Here the time derivative term \((\partial\bar{\rho}/\partial t)_C\) will in general differ from the rate of change implied by the background data. One way to fix this problem is to make small adjustments to the background velocities in order for force agreement in the rates of change. While there are many ways to make such adjustments, probably the easiest is to change just one of the velocity components. If we decide to change \(\bar{v}\), we can integrate the above relation while replacing \((\partial\bar{\rho}/\partial t)_C\) with \((\partial\bar{\rho}/\partial t)_D\) to get

\[\bar{v} = \frac{1}{\bar{\rho}}\left\{ \bar{\rho}_0\bar{v}_0 - \int_{y_0}^y \left[ \left(\frac{\partial \bar{\rho}}{\partial t}\right)_D + \frac{\partial \bar{\rho} \bar{u}}{\partial x} + \frac{\partial \bar{\rho} \bar{w}}{\partial z} \right]dy \right\}\]

In many cases \(\bar{w}\) will be zero, which simplifies the above relation somewhat.

If the adjusted \(\bar{v}\) is used in the y-momentum source term, then the background velocity field will conserve mass while automatically tracking the background density, all while using the unperturbed mass conservation statement

\[\frac{\partial \rho}{\partial t} = -\frac{\partial \rho u_j}{\partial x_j}\]

Round-off Error Reduction

The flux terms in the momentum and energy equations involve quantities \(u_i\) and \(E\) and these must be determined from the solution variables (\(\rho u_i\) and \(\rho E\)) by dividing by the density. While this would appear to be a trivial operation, the divide is subject to round-off error which can render \((\rho u)/\rho\) slightly different from \(u\). While it appears difficult to reduce this error in the general case, we can at least use a procedure that exactly recovers \(\bar{u}\) when \((\rho u)=\bar{\rho}\bar{u}\). An approach satisfying this condition is useful for verifying the correctness of the flux terms when the solution is initialized with the background quantities.
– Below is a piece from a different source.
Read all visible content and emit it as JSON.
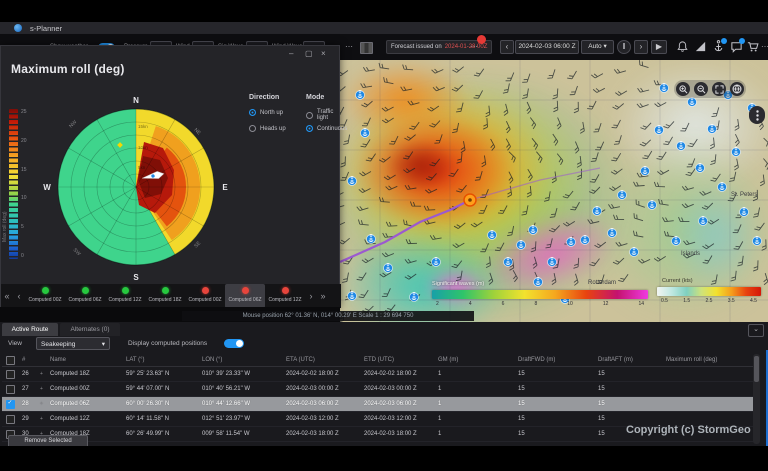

The following formula

\[u = \bar{u} + \left[ \frac{(\rho u) - \rho\bar{u} }{\rho} \right]\]

does the trick since numerator of the bracketed term will evaluate to zero exactly when \((\rho u)=\bar{\rho}\bar{u}\) and \(\rho=\bar{\rho}\).

While one may think that the above formula would also reduce the round-off error over \(u=(\rho u)/\rho\) when the bracketed term is small, careful tests showed that this is not the case. The reason for this is that, under the floating point representation, the size of the numerator is handled by the exponent, while the finite precision is handled by the mantissa. The exponent simply shifts the solution whereas round-off appears when the mantissa of the divide is truncated. This means that the division is subject to the machine precision (at the level of the least significant bit) independent of the numerator size.

Boundary Conditions

When evaluating the background terms in CGCAM it is important to apply boundary conditions that are consistent with the model or data acquisition system used to generate the data. For example, if the data come from a coarse mesoscale model run and only provide horizontal wind components on a coarsely-sampled vertical mesh, then there is not enough information in the data to account for either terrain or the surface boundary layer. Thus inviscid boundary conditions on a flat lower boundary should be used in this case.